We've written ad copy with LLMs every day for two years. The models are dramatically better than they were in 2023. They are also still capable of producing a 15-headline batch where every line begins with "Get" or "Discover" and every description ends with "Schedule today!"
The difference between useful AI copy and obvious AI copy is mostly in the prompt and the editing pass. Almost none of it is in the model.
The mistake everyone makes first
The first version of the prompt looks something like:
Write 15 Google Ads headlines for a roofing company in Long Beach.
The output is generic because the input is generic. The model has nothing to work with except "roofing company" and "Long Beach," so it generates the average roofing-company-in-Long-Beach copy. That copy reads exactly like every other roofing ad on the auction.
The fix is not to tweak the prompt. The fix is to give the model the same context you'd give a copywriter on day one.
What we feed the model
For every account, we maintain a single document — a brand brief — that the model gets at the start of every session. It contains:
- The business name, service lines, and service areas
- The owner's voice in 3–4 sample sentences (transcribed from a phone call)
- The 5 things that actually differentiate this business from competitors (warranty length, response time, uniformed crews, financing, family-owned, whatever)
- The 5 customer pains we've heard most often in calls and reviews
- A "do not use" list of phrases the brand avoids
Then the prompt gets specific:
Using the brand brief above, write 15 Google Ads search headlines for the keyword "AC repair Long Beach." Each headline must be 30 characters or fewer. Use the customer pain language from the brief. Do not start more than two headlines with the same word. Do not use any phrase from the "do not use" list. Include the city name in at least 5 headlines. Include a specific number (years in business, response time, etc.) in at least 5 headlines.
The constraints do most of the work. They force the model away from defaults.
The editing pass
Even with a good prompt, you don't ship the first batch. You print the 15 headlines, kill 5–7, rewrite 3, and keep the rest. This pass takes 10 minutes and is the difference between AI-flavored copy and copy that wins clicks.
Watch for these tells:
- "Discover," "Unlock," "Elevate," "Transform" — all dead on arrival.

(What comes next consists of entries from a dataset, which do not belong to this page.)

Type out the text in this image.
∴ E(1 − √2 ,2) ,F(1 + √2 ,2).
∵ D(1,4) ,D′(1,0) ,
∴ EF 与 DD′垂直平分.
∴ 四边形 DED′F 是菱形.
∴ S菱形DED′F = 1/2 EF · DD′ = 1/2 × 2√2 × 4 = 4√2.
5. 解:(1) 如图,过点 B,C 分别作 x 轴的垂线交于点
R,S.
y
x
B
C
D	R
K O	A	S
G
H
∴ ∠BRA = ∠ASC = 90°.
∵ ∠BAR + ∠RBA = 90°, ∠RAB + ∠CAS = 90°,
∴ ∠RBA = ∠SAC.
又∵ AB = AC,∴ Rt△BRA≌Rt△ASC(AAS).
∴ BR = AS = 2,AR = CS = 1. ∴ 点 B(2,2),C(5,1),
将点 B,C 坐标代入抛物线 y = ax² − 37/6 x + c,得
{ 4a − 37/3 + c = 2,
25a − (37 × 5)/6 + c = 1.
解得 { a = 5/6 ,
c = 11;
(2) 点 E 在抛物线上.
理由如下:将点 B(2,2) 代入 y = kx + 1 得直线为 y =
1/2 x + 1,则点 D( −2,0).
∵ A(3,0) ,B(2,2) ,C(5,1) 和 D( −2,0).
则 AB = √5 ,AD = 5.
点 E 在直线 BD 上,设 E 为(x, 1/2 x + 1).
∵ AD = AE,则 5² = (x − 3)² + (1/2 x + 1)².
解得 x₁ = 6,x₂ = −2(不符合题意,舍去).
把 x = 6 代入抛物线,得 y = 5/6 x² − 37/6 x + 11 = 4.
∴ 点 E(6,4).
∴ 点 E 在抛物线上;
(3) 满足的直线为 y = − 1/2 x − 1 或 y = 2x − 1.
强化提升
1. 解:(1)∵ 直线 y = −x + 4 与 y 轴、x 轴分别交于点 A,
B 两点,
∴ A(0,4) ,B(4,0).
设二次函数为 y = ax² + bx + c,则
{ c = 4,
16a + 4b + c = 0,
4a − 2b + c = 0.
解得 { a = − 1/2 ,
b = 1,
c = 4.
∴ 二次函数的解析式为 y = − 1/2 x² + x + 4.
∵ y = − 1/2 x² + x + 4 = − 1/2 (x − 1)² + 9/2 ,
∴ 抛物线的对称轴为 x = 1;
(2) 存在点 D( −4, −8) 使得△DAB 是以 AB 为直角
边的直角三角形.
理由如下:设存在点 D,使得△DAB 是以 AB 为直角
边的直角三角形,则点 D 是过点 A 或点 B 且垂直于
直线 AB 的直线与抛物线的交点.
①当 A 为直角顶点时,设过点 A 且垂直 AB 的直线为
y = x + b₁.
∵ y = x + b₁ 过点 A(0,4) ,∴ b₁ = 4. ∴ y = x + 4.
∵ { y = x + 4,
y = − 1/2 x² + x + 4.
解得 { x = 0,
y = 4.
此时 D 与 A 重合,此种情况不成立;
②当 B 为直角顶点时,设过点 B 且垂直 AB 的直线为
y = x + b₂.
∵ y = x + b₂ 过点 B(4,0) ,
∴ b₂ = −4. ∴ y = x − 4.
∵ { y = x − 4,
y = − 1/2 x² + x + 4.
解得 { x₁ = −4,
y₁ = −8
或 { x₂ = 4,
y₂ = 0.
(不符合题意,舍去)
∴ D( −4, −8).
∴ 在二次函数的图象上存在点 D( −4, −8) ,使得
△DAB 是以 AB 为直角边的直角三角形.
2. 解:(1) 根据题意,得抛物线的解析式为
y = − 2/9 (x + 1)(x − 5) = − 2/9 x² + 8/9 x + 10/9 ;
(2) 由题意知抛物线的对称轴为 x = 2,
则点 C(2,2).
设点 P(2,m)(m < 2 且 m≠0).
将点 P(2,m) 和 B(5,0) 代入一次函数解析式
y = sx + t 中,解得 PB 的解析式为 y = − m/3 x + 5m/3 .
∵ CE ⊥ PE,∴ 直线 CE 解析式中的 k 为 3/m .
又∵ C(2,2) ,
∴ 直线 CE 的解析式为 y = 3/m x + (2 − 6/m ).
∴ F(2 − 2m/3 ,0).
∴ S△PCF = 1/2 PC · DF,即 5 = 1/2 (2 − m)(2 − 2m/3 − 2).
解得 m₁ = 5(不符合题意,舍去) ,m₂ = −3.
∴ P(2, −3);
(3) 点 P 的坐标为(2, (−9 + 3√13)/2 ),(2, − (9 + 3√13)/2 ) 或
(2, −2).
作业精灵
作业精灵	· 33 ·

- Three-noun phrases ("Quality, Service, Trust") — dead on arrival.
- Generic CTAs ("Call Today!", "Schedule Now!") — only one of these per ad, max.
- Em dashes used like an LLM uses them — sprinkled into every line. One per ad if the rhythm needs it. Not three.
- Weasel words ("might," "could," "potentially") — confidence sells, hedging doesn't.
If a headline could appear in any ad in the same vertical, cut it. The whole point of using an LLM is to generate volume so you can pick the 7 that are actually about this business.
A workflow that scales
For a multi-account agency, we run this:
- Once per quarter, update each account's brand brief. Pull recent reviews, recent call transcripts, recent customer emails. Refresh the customer pain list.
- Once per month, generate fresh asset variations for each campaign. Use the brief plus the constraints above.
- Each week, look at the live ad asset report. Identify Low-rated assets. Generate replacements with the model, focusing on whatever angle the existing creative wasn't covering.
- Edit. Always edit. Never paste the raw output into Google Ads.
The whole loop takes maybe 4 hours a month per account, versus 8–10 hours a month if you wrote everything from scratch. The compounding wins come from never running out of fresh creative for PMax.
The tools we use
We bounce between two models for copy:
- Claude Sonnet for first drafts. It's better at sticking to constraints (character counts, banned phrases) and better at imitating a brand voice once you give it samples.
- ChatGPT for variation. When we have a headline that works and we want 10 close-but-different versions, ChatGPT spreads wider.
Neither replaces a copywriter. Both replace the blank page.
What this is and isn't
Using an LLM for ad copy is not "AI is writing my ads." It's a system where you do the strategic work — knowing the customer, knowing the business, knowing what's true and provable — and the model does the typing. The output is only as good as the strategy you put in. That part hasn't changed since 2014.
What's new is that the typing now takes 1/10th the time. If you're still writing every headline by hand, you're spending hours on a task that the model handles in minutes — and you're shipping less creative variety than the platforms reward.